勇者達は機敏に動き、剣を振るい、魔撃を打ち込み、攻撃を避け、巨人を穿つ。
『ナめるなあぁああ!』
「えうーっ!」「ぬぐぅーっ!」「ふんぬぅーっ!」
『ぐっ……』
えうぬぐふんぬえうぬぐふんぬえうぬぐふんぬ……
ミリーナ、ルー、メリッサの叫びに巨人がビクリと震え、カイの剣の切っ先の動きに身構える。

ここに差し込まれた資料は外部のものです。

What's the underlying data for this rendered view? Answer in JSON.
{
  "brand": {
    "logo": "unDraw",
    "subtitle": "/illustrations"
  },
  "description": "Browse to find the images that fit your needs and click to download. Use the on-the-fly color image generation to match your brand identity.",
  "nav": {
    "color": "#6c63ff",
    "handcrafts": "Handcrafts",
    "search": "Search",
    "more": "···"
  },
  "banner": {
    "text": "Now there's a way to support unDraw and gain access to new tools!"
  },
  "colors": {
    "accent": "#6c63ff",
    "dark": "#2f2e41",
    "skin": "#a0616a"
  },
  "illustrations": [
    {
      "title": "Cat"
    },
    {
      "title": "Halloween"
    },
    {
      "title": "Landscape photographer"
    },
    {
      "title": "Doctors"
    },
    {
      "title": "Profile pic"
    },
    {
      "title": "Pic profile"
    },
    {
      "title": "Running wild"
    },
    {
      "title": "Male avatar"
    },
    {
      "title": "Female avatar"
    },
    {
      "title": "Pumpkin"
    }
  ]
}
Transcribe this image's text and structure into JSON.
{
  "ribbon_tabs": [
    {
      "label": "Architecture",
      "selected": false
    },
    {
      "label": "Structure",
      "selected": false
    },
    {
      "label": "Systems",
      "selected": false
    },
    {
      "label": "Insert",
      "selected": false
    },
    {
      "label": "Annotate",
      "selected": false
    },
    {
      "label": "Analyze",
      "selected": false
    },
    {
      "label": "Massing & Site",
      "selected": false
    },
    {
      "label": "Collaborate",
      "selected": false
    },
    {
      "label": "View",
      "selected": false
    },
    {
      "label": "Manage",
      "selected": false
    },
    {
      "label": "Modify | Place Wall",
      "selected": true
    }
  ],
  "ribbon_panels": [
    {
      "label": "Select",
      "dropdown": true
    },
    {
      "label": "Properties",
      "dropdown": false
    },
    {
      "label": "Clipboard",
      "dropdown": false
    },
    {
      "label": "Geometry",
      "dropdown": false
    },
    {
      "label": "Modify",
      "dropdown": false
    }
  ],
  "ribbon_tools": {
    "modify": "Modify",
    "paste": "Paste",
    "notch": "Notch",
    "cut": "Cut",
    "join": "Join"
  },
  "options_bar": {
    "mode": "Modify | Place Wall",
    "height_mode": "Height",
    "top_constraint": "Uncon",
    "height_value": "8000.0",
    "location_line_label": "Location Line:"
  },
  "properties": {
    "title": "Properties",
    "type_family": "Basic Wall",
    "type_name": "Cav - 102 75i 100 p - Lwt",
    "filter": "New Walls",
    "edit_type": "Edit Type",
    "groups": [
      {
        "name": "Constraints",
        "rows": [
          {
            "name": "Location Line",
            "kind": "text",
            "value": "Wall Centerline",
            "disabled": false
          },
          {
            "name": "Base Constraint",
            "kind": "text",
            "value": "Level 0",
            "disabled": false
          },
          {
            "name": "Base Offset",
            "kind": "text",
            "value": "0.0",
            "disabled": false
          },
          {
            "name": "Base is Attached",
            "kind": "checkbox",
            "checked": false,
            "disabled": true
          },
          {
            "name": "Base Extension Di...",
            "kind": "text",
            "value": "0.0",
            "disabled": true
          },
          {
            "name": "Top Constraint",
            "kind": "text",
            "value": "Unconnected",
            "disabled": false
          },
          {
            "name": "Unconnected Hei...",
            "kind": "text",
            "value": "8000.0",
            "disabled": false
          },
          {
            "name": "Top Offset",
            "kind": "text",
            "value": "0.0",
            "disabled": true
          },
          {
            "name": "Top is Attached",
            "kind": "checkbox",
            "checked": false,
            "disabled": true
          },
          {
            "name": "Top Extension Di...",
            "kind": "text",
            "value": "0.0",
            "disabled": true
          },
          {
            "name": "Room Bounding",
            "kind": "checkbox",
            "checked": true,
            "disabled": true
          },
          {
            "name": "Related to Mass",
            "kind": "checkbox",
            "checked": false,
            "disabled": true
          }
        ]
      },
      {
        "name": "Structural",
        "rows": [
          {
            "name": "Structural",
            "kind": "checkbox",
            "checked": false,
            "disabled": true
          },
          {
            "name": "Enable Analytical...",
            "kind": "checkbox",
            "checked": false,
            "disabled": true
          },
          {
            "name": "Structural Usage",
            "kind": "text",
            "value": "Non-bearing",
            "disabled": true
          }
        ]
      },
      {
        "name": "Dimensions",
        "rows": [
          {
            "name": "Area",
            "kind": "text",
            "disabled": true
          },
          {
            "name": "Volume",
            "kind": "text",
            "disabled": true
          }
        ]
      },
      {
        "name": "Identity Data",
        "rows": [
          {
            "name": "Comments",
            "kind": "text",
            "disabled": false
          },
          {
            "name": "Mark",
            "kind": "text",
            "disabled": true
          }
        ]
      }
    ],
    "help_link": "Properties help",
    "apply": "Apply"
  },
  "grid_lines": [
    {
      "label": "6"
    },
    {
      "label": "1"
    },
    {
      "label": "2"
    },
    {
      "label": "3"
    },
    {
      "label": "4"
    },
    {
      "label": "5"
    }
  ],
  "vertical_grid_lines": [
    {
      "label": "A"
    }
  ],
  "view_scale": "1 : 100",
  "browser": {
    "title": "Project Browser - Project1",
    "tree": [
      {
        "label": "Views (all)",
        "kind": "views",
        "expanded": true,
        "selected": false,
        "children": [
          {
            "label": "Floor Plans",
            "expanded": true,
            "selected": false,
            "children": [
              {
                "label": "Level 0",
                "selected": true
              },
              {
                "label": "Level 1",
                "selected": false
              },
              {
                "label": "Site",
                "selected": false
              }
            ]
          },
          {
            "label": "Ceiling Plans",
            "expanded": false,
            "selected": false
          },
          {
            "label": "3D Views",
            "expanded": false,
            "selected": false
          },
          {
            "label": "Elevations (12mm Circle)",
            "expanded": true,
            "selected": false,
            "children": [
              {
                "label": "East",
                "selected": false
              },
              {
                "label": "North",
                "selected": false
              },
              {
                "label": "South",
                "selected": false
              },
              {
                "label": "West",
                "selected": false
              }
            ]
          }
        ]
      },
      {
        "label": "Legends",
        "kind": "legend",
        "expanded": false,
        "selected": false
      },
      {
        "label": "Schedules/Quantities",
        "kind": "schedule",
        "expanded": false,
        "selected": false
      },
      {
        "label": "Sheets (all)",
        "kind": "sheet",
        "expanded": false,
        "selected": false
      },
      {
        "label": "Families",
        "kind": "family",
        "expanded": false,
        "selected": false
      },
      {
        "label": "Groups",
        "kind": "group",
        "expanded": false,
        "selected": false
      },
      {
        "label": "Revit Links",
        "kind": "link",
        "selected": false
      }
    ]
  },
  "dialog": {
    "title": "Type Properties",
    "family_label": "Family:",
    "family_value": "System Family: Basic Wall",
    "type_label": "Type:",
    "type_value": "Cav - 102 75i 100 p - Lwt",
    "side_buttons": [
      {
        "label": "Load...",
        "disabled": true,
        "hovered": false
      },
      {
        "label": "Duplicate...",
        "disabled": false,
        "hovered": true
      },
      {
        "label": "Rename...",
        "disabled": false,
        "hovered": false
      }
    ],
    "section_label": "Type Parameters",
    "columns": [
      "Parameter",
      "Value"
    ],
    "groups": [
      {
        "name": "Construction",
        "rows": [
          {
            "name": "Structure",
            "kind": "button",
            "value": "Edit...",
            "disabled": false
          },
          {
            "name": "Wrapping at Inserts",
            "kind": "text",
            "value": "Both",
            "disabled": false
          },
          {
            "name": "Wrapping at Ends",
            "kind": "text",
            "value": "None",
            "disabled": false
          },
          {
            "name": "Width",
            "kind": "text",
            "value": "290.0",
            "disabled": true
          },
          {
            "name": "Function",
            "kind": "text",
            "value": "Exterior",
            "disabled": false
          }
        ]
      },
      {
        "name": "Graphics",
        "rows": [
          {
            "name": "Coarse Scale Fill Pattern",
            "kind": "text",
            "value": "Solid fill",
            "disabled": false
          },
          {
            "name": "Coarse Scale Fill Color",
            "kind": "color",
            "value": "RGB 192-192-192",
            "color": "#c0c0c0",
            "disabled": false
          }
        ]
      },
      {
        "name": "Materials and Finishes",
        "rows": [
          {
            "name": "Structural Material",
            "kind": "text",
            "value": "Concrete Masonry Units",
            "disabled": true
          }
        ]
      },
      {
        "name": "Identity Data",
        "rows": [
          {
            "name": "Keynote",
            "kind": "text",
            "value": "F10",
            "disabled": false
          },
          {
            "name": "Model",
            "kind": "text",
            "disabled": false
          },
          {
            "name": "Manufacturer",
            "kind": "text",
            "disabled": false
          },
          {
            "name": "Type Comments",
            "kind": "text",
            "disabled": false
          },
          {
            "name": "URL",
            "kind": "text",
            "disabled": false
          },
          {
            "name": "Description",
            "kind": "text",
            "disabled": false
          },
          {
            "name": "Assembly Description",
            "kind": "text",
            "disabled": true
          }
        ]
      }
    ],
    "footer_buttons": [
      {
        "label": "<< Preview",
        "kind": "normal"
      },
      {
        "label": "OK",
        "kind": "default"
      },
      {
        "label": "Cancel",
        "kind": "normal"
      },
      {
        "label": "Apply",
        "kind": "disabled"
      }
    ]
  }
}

オーガ達を蹴散らしたカイの未知の大技が巨人を縛り、そんな巨人を勇者達が追い詰める。
「強化!」「はいっ!」
ダロスの叫びに回復勇者が杖を振り、ダロスの体が巨人に跳ぶ。
強化されたダロスは放たれた矢。突き出した剣を巨人の胸にねじ込んで、身体ごと巨人を貫いた。
巨人の胸に大きな穴があく。
『グゥウウアアアアア……ァァアァァ……ァ……』
巨人の姿が、マナとなって崩れていく。
ダロスら勇者が巨人を、階層主を討伐したのだ。
「お前の出番を奪ってやったぞ! どうだ!」
「いやぁ、まいったな」
「いい所を取られたえう」「残念無念」「見習いでもさすが勇者ですわ」
カイは鍋を腰に戻し、ダロスの言葉にバツが悪そうに頭をかく。
妻達もカイのアホハッタリにノリノリだ。
「当然だ。俺たちは王国に選ばれた勇者なんだからな」
そんなカイ達と対象的にダロスら勇者三人は得意満面。
今回の討伐の立役者、事情を知る回復勇者はその後ろで恥ずかしげに頭を下げる。
すみません。アホハッタリの片棒を担がせちゃってすみません。
カイは回復勇者にもう一度、心の中で頭を下げた。
「ところで、一体どんな大技だったんだよ?」
「それは秘密だ」
すみません。ただ踊ってただけです。
「秘密えう」「シークレットむふん」「主がどこで聞いているか分かりませんので解説はご容赦願いますわホホホ」
ここで言ってしまえば主に筒抜け。
転んでもただでは起きない男カイ・ウェルス。
対策されて役に立たなかったぶん、アホな事でしっかり取り戻すのであった。